Issue Report: Deporting illegal immigrants in the US


“Hoover, Truman, and Ike.” July 9th, 2010: “Q: Did Eisenhower deport 13 million illegal immigrants? Did Hoover and Truman use mass deportations to open jobs for U.S. citizens? A: No. Nothing close to 13 million persons were deported during any administration. All three of these presidents wrestled with a rising tide of illegal immigration, but a long-running chain e-mail makes bogus claims about them.
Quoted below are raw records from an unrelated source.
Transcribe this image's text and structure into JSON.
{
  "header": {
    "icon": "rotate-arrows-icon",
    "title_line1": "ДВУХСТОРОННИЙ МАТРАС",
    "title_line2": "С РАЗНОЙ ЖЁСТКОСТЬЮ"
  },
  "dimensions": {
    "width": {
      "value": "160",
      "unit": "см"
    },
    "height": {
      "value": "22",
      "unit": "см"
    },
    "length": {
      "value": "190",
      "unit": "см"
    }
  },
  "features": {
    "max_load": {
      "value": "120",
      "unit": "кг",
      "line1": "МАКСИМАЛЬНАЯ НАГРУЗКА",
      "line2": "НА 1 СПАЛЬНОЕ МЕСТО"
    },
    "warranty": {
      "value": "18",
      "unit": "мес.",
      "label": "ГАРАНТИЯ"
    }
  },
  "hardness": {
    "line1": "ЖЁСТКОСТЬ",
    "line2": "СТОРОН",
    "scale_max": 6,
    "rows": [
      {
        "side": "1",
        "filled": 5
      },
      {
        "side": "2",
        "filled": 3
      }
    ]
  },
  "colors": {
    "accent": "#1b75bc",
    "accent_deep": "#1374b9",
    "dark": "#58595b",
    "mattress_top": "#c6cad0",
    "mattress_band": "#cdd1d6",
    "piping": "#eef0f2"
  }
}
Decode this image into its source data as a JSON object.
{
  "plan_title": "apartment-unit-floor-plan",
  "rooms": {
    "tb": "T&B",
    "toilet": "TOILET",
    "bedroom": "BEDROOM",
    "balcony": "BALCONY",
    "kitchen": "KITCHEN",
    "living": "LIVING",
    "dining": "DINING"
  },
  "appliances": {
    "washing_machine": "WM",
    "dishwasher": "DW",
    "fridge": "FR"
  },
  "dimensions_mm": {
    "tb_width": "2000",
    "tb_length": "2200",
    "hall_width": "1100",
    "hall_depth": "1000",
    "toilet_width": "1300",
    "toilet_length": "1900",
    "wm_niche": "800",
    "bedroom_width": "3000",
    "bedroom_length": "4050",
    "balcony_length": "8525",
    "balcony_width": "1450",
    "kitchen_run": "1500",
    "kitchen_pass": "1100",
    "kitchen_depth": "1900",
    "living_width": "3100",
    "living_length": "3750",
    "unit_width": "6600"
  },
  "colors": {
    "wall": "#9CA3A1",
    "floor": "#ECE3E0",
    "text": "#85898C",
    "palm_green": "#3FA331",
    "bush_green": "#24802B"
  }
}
[…] This distortion of history has been going around for some time, but has picked up momentum as the immigration debate has heated up again. So we contacted researchers at the Hoover, Truman and Eisenhower libraries to ask if the historical record backs up the claims that these presidents ordered mass deportations. It doesn’t. We also consulted the Office of the Historian of the U.S. Citizenship and Immigration Services, and a leading academic historian as well. We got the same answer. This e-mail message is bogus.

The true history of presidential policy toward illegal immigration, and of deportations, is neither as simple nor as successful as claimed.

Hoover did not use immigration policy to “create jobs” and never “ordered the deportation of all illegal aliens.” During his four-year presidency, roughly 121,000 persons were officially deported or induced to leave through threat of deportation, according to our analysis of official statistics. (We explain our sources and analytical methods fully in the “Where We Got The Numbers” section below.)

Truman did not try to “create jobs for returning veterans” by ordering deportations. In fact, he signed legislation protecting the rights of Mexican migrant laborers recruited legally to help harvest U.S. crops, and was unable to win congressional approval of measures to crack down on employers of illegal immigrants. During his nearly eight years in office, about 3.4 million were deported or left “voluntarily” under threat of deportation.

Eisenhower did not deport 13 million Mexicans. Only one-tenth that number was ever claimed by the federal officials in charge of “Operation Wetback,” and even that figure is criticized as inflated by guesswork. Officially, just over 2.1 million were recorded as having been deported or having departed under threat of deportation.”